Weaknesses: Small community (137 stars, single primary maintainer). Narrow language coverage (Go, Python, Docker) versus established SAST like Semgrep or CodeQL. Marketing claims (98% fewer false positives, 6.6x faster) are self-reported and unverified by third parties.

Cautions

  • Single-maintainer project — development is dominated by one author (shivasurya); bus factor risk for security tooling you depend on in CI.
  • Self-reported benchmarks — the false-positive and speed claims come from the project's own site, with no independent evaluation we could find.
  • Limited language support — no JavaScript/TypeScript or Java scanning yet, which excludes most web application codebases.

What Developers Say

No substantive third-party developer commentary found — searches of Hacker News, Reddit, and the project's GitHub Discussions as of June 2026 surfaced no attributable user reviews or testimonials.
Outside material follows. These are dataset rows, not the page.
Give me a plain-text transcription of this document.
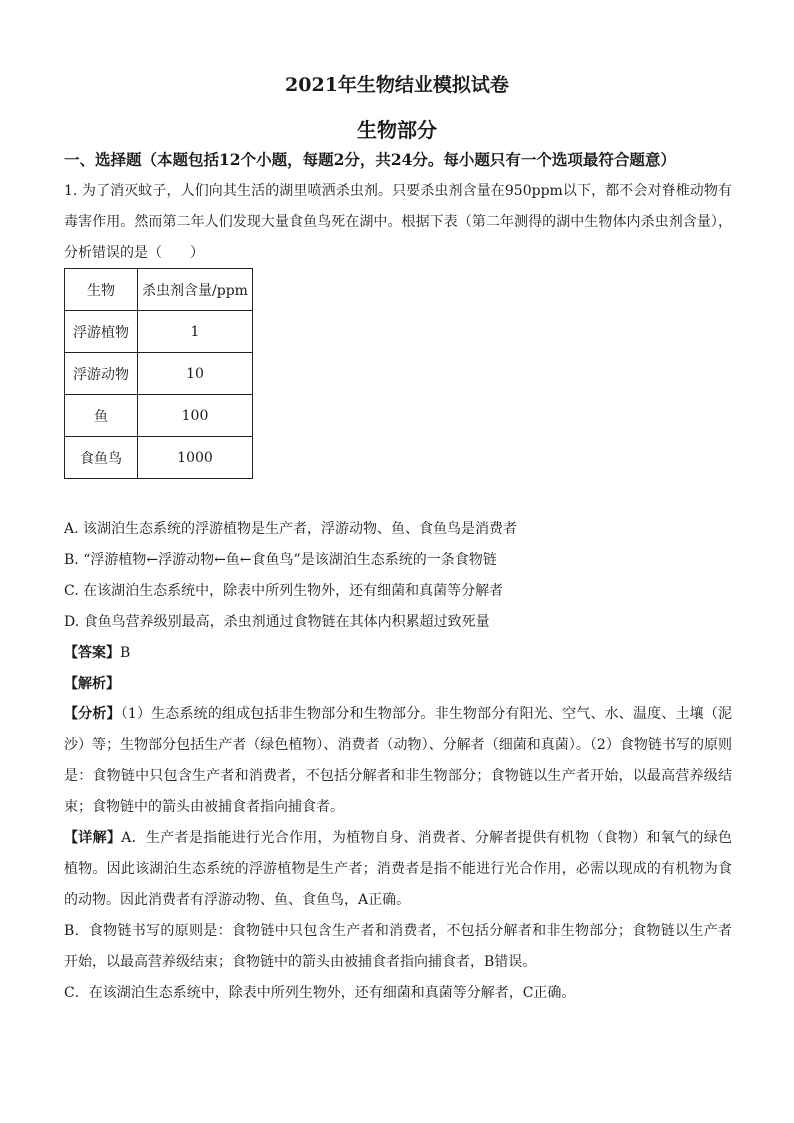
2021年生物结业模拟试卷
生物部分
一、选择题（本题包括12个小题，每题2分，共24分。每小题只有一个选项最符合题意）
1. 为了消灭蚊子，人们向其生活的湖里喷洒杀虫剂。只要杀虫剂含量在950ppm以下，都不会对脊椎动物有毒害作用。然而第二年人们发现大量食鱼鸟死在湖中。根据下表（第二年测得的湖中生物体内杀虫剂含量），分析错误的是（　　）
生物	杀虫剂含量/ppm
浮游植物	1
浮游动物	10
鱼	100
食鱼鸟	1000
A. 该湖泊生态系统的浮游植物是生产者，浮游动物、鱼、食鱼鸟是消费者
B. “浮游植物←浮游动物←鱼←食鱼鸟”是该湖泊生态系统的一条食物链
C. 在该湖泊生态系统中，除表中所列生物外，还有细菌和真菌等分解者
D. 食鱼鸟营养级别最高，杀虫剂通过食物链在其体内积累超过致死量
【答案】B
【解析】
【分析】（1）生态系统的组成包括非生物部分和生物部分。非生物部分有阳光、空气、水、温度、土壤（泥沙）等；生物部分包括生产者（绿色植物）、消费者（动物）、分解者（细菌和真菌）。（2）食物链书写的原则是：食物链中只包含生产者和消费者，不包括分解者和非生物部分；食物链以生产者开始，以最高营养级结束；食物链中的箭头由被捕食者指向捕食者。
【详解】A．生产者是指能进行光合作用，为植物自身、消费者、分解者提供有机物（食物）和氧气的绿色植物。因此该湖泊生态系统的浮游植物是生产者；消费者是指不能进行光合作用，必需以现成的有机物为食的动物。因此消费者有浮游动物、鱼、食鱼鸟，A正确。
B．食物链书写的原则是：食物链中只包含生产者和消费者，不包括分解者和非生物部分；食物链以生产者开始，以最高营养级结束；食物链中的箭头由被捕食者指向捕食者，B错误。
C．在该湖泊生态系统中，除表中所列生物外，还有细菌和真菌等分解者，C正确。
Community validation remains the open question for this tool.


Bottom Line

Recommended (with reservations) for security-minded Go/Python teams who want a free, fast, CI-native SAST with MCP integration for AI coding agents — the Apache-2.0 relicense and v2.1 release cadence show real momentum. Not recommended as a primary SAST for polyglot codebases until JavaScript/TypeScript and Java support land, or for teams needing vendor support.

Outlook: Active and improving. The license change plus AI-triage angle (SecureFlow, MCP) give it a credible wedge against heavyweight SAST incumbents, but at 137 stars it must convert AI-assistant users into a real community to survive.